A business valuation can also be very useful in a case where there is no such thing as an active market. Hence there are no independent negotiations. This situation occurs, for example, when a business is sold within a group or when a business is transferred within the family. Such a transaction might have a tax impact if conducted against an incorrect value. A valuation report is indispensable in such a situation.

After the business valuator has made the calculations and you are satisfied with the results, it is time for the next phase. You want to buy or sell the business. But do you get in touch with the counterpart? This might be easier if you are in the market for buying a business, but more difficult if you want to sell your business. Where do you find any potential buyers? That is where the network and experience of a corporate finance adviser become relevant. Such an adviser knows the market, but also who is in the market for buying or selling a business. Together with your adviser, you can decide to approach potential counterparts directly or by using a marketplace for business. However, if you are in the market for selling your business, an information memorandum is indispensable. Your adviser can draft such a document, which is basically a brochure with the highlights of your business.
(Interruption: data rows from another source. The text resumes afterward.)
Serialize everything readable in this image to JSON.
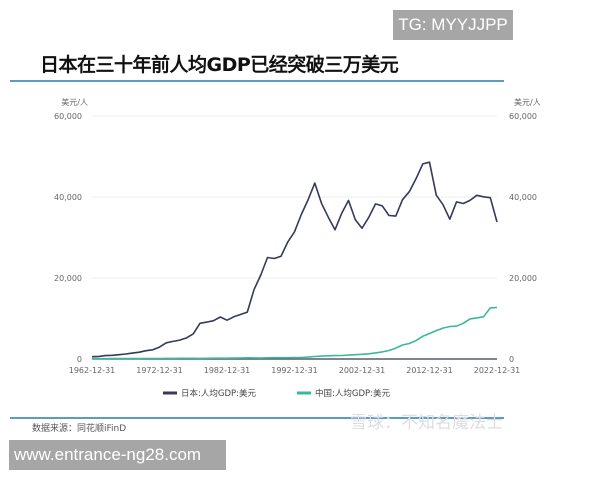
{
  "overlay_top": "TG: MYYJJPP",
  "overlay_bottom": "www.entrance-ng28.com",
  "source": "数据来源：同花顺iFinD",
  "watermark": "雪球：不知名魔法士",
  "chart_data": {
    "type": "line",
    "title": "日本在三十年前人均GDP已经突破三万美元",
    "ylabel_left": "美元/人",
    "ylabel_right": "美元/人",
    "ylim": [
      0,
      60000
    ],
    "yticks": [
      "0",
      "20,000",
      "40,000",
      "60,000"
    ],
    "yticks_values": [
      0,
      20000,
      40000,
      60000
    ],
    "xticks": [
      "1962-12-31",
      "1972-12-31",
      "1982-12-31",
      "1992-12-31",
      "2002-12-31",
      "2012-12-31",
      "2022-12-31"
    ],
    "xlim": [
      1962,
      2022
    ],
    "legend_position": "bottom",
    "x": [
      1962,
      1963,
      1964,
      1965,
      1966,
      1967,
      1968,
      1969,
      1970,
      1971,
      1972,
      1973,
      1974,
      1975,
      1976,
      1977,
      1978,
      1979,
      1980,
      1981,
      1982,
      1983,
      1984,
      1985,
      1986,
      1987,
      1988,
      1989,
      1990,
      1991,
      1992,
      1993,
      1994,
      1995,
      1996,
      1997,
      1998,
      1999,
      2000,
      2001,
      2002,
      2003,
      2004,
      2005,
      2006,
      2007,
      2008,
      2009,
      2010,
      2011,
      2012,
      2013,
      2014,
      2015,
      2016,
      2017,
      2018,
      2019,
      2020,
      2021,
      2022
    ],
    "series": [
      {
        "name": "日本:人均GDP:美元",
        "color": "#353a5c",
        "values": [
          560,
          640,
          840,
          920,
          1060,
          1230,
          1450,
          1670,
          2040,
          2270,
          2940,
          3990,
          4350,
          4660,
          5200,
          6230,
          8820,
          9100,
          9460,
          10360,
          9580,
          10420,
          10980,
          11580,
          17110,
          20750,
          25050,
          24810,
          25360,
          28910,
          31410,
          35680,
          39270,
          43440,
          38440,
          35020,
          31900,
          36030,
          39170,
          34410,
          32290,
          35000,
          38300,
          37810,
          35430,
          35280,
          39340,
          41310,
          44500,
          48170,
          48600,
          40450,
          38100,
          34520,
          38790,
          38390,
          39160,
          40420,
          40040,
          39830,
          33820
        ]
      },
      {
        "name": "中国:人均GDP:美元",
        "color": "#3bb89c",
        "values": [
          70,
          73,
          85,
          98,
          104,
          97,
          91,
          100,
          113,
          119,
          132,
          157,
          160,
          178,
          165,
          185,
          156,
          183,
          195,
          197,
          203,
          225,
          250,
          294,
          282,
          252,
          284,
          311,
          318,
          333,
          366,
          377,
          473,
          609,
          709,
          781,
          828,
          873,
          959,
          1053,
          1149,
          1289,
          1509,
          1753,
          2099,
          2694,
          3468,
          3832,
          4550,
          5614,
          6300,
          7020,
          7636,
          8016,
          8094,
          8817,
          9905,
          10144,
          10409,
          12617,
          12720
        ]
      }
    ]
  }
}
“There is no such thing as a uniform value of a business.”

The next step is the negotiations between buyer and seller. Negotiations can be done in a meeting, but more often they are done in writing. A potential buyer shall possibly demand a period of exclusivity to perform due diligence. Exclusivity is agreed in a letter of intent. Such a letter sets out the main terms of the agreed transaction, but often under the condition of a positive outcome of a due diligence process and drawing sufficient finances to acquire a business. This approach is recommended if you are on the buyer’s side. However, this approach is less profitable for the seller. The seller has less advantage of a period of exclusivity since the seller is not allowed to negotiate with any other parties allowing the potential buyer to renegotiate the price. An alternative to a process of exclusivity is the controlled auction. During such an auction, multiple potential buyers are allowed to perform a due diligence process after which they must file a final bid.

The last step in the process of acquiring or selling a business contains all the legal documentation. That would include the share purchase agreement, a shareholder agreement in case of a transaction with less than 100% of the shares, a vendor loan agreement and all the necessary documents to finalise the sale of a business, for example minutes of the shareholder meeting.

“A business valuation can also be very useful in a case where there is no such thing as an active market.”

A major part of the share purchase agreement contains the guarantees. The buyer often demands several guarantees from the seller regarding how he ran the business in the past. You can think of guarantees regarding the legal status of the business. Does the business for example exist from a legal perspective, and does it have all the permits? Is the company the legal owner of tangible and intangible fixed assets? Most buyers probably also demand guarantees regarding the financial status of the business. Were all taxes for example calculated correctly and paid on time? Does the business have obsolete stock? Were all provisions correct and completely accounted for? Should any of the guarantees be incorrect and should the buyer suffer any costs due to an incorrect guarantee, then the buyer has the right to claim this damage from the previous owner.

As you understand, it is very important that you use the expertise of a specialised M&A lawyer or M&A legal adviser who understands all special aspects of such a contract. But such an adviser is also aware of any permits that you need from governmental authorities, for example authorities who oversee competition, or permits that you need from labour unions.

The last and final step of a transaction is often at the premises of a notary and contains the transfer of the shares. Depending on how you decide to shape your transaction, this is also the moment when you officially sign all legal documents. And the transfer officially ends with a popping bottle of Champagne!